The 2014 season marked a new era of passing efficiency. And since the 2014 season, the passing game has remained extremely efficient. However, there were a lot of quarterback injuries in 2019: we spent most or all of the season without Andrew Luck, Ben Roethlisberger, Cam Newton, and Alex Smith; as a result, pass efficiency, as measured by Adjusted Net Yards per Attempt, was slightly down in 2018 compared to 2019.
The graph below shows each team’s ANY/A in 2018 (X-Axis) and 2019 (Y-Axis).
On the surface, the big change from 2018 to 2019 was a decline in completion percentage, from 64.9% in ’18 to 63.5% this season. And that is a significant decline. However, the 63.5% mark was in line with recent history; the 64.9% mark was the true outlier, and it also came as quarterbacks took a relatively high number of sacks in 2018 (and threw more touchdowns).
The table below shows the passing data from 2014 to 2019; the ’14-’18 average’ row shows the average passing numbers over the five years before 2019, and the bottom row shows how 2019 relates to that average.
As you can see, passers in 2019 had almost the exact same ANY/A average as passers did from 2014 to 2018. But there were two big changes in how we got there: a higher sack rate and a lower interception rate.
In 2019, teams averaged 3.11 sacks for every interception; that average was 2.79 from ’14 to ’18. The median sack in 2019 cost teams about 1.5 expected points, while the median interception costs teams about 4.1 expected points.

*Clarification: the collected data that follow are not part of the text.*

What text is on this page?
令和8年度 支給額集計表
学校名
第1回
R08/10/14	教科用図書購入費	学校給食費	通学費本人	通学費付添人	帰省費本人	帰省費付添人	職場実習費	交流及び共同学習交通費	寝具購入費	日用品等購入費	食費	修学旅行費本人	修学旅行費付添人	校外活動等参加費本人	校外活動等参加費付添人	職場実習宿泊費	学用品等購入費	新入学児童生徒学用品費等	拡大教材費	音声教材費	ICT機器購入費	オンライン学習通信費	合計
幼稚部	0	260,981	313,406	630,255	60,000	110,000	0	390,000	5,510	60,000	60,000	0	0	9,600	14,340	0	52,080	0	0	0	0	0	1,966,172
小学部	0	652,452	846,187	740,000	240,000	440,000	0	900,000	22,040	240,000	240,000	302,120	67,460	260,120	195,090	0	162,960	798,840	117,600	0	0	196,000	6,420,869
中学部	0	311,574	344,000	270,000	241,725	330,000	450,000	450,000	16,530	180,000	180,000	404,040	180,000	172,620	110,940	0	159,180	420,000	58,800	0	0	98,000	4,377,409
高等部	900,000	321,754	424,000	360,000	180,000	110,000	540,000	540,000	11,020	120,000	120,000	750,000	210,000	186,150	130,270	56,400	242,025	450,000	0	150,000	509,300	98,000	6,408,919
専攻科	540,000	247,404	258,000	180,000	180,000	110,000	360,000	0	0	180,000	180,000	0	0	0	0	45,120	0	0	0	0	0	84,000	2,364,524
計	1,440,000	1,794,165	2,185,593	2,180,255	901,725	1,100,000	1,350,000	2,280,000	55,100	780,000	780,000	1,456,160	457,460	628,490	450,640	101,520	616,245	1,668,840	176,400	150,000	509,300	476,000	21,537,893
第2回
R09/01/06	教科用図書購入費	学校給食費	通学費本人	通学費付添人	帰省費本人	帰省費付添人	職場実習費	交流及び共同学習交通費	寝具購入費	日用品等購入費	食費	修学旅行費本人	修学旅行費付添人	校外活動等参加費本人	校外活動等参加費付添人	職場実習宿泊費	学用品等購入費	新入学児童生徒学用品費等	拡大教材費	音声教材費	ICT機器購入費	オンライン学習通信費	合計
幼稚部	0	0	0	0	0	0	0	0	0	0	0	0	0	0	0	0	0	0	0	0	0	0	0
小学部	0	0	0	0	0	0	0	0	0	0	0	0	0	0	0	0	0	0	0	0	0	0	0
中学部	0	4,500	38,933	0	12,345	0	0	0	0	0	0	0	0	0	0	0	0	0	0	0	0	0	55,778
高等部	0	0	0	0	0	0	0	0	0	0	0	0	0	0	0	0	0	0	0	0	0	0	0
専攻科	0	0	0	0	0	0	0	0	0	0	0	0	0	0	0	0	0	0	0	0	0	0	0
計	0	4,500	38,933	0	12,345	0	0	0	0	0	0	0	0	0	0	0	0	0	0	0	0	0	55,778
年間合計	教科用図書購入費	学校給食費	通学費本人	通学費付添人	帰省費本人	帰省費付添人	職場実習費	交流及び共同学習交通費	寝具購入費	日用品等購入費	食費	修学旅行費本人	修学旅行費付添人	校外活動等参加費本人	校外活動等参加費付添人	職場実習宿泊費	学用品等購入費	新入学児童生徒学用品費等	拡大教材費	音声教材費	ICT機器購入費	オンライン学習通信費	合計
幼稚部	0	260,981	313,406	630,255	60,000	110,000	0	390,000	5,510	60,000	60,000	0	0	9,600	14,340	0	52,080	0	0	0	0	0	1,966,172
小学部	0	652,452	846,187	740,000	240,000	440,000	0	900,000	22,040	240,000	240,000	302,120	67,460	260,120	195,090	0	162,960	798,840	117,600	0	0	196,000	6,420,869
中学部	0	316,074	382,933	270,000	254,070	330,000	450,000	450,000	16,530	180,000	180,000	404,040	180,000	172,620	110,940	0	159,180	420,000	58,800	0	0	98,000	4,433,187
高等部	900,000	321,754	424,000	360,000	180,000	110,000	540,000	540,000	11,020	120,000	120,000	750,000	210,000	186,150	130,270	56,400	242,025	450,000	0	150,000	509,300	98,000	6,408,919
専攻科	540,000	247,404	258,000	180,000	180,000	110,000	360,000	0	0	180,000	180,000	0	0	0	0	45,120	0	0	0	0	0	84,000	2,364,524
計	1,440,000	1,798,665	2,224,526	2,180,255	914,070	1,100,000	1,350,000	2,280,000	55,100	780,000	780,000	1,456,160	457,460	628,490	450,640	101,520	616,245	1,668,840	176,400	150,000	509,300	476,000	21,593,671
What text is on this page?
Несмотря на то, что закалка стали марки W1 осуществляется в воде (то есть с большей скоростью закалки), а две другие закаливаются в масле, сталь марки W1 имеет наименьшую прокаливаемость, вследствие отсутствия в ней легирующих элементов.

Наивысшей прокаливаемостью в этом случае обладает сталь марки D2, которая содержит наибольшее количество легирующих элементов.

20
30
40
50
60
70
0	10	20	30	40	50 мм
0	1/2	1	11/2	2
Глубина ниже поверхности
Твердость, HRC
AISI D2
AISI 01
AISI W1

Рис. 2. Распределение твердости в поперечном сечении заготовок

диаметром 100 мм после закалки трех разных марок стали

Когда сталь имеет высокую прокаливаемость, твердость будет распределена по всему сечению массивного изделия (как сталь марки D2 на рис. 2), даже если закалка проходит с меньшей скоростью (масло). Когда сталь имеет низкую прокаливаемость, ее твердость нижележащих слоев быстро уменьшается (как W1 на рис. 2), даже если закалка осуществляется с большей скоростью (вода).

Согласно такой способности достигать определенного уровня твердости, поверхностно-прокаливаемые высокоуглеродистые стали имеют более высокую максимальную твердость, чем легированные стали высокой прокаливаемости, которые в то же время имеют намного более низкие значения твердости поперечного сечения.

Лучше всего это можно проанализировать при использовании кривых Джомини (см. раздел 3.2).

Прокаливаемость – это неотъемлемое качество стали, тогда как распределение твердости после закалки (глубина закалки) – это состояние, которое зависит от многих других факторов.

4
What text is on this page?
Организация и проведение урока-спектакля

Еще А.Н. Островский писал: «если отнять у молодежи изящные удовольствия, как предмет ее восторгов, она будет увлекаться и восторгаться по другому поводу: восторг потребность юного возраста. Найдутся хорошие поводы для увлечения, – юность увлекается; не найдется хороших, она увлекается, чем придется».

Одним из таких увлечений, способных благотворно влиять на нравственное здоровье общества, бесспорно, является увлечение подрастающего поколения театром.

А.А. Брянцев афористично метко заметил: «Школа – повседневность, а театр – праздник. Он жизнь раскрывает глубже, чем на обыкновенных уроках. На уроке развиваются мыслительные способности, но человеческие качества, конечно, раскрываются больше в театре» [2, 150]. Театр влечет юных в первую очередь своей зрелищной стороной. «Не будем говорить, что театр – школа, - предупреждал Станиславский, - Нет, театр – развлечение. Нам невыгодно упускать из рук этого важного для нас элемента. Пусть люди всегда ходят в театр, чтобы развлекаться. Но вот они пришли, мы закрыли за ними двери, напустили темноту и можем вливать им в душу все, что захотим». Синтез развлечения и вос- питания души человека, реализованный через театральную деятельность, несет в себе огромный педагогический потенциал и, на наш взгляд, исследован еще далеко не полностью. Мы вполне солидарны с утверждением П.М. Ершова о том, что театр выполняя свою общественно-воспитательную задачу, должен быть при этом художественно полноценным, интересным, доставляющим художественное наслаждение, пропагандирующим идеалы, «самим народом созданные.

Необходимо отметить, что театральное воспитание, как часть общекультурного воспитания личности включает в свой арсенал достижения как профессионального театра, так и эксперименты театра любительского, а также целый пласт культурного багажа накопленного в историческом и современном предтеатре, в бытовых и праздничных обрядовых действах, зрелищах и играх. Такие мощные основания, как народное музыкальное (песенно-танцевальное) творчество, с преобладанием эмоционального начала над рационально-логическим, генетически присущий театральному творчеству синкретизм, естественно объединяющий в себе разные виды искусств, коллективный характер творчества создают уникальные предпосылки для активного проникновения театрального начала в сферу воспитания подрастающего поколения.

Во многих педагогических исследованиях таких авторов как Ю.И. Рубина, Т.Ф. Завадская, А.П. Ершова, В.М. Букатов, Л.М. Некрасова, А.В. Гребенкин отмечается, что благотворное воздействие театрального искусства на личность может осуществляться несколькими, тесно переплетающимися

That means, in the aggregate, sacks are costing teams more than interceptions! According to the #nflscrapr data, teams lost 1,762 expected points on interceptions and 2,308 expected points on sacks. This is almost certainly a new development in NFL history, where sacks are clearly and significantly more harmful than interceptions in the aggregate.
Up until recently, interceptions were always more costly than sacks, because each interception is significantly more harmful (on average) to an offense than each sack. But now that sacks are more than three times as likely to occur on a given play than an interception, that’s no longer the case. The graph below shows the number of sacks each season in the NFL divided by the number of interceptions thrown in that same season; as you can see, there is a clear upward trajectory, mostly due to a continuing decline in interception rate.
Among other reasons, this is why TD/INT ratio is becoming a near useless statistic. The worst plays for an offense are no longer interceptions, because they are so rare. The worst plays now are sacks, which happy more than three times as often, and are about 35-40% as harmful as a given interception.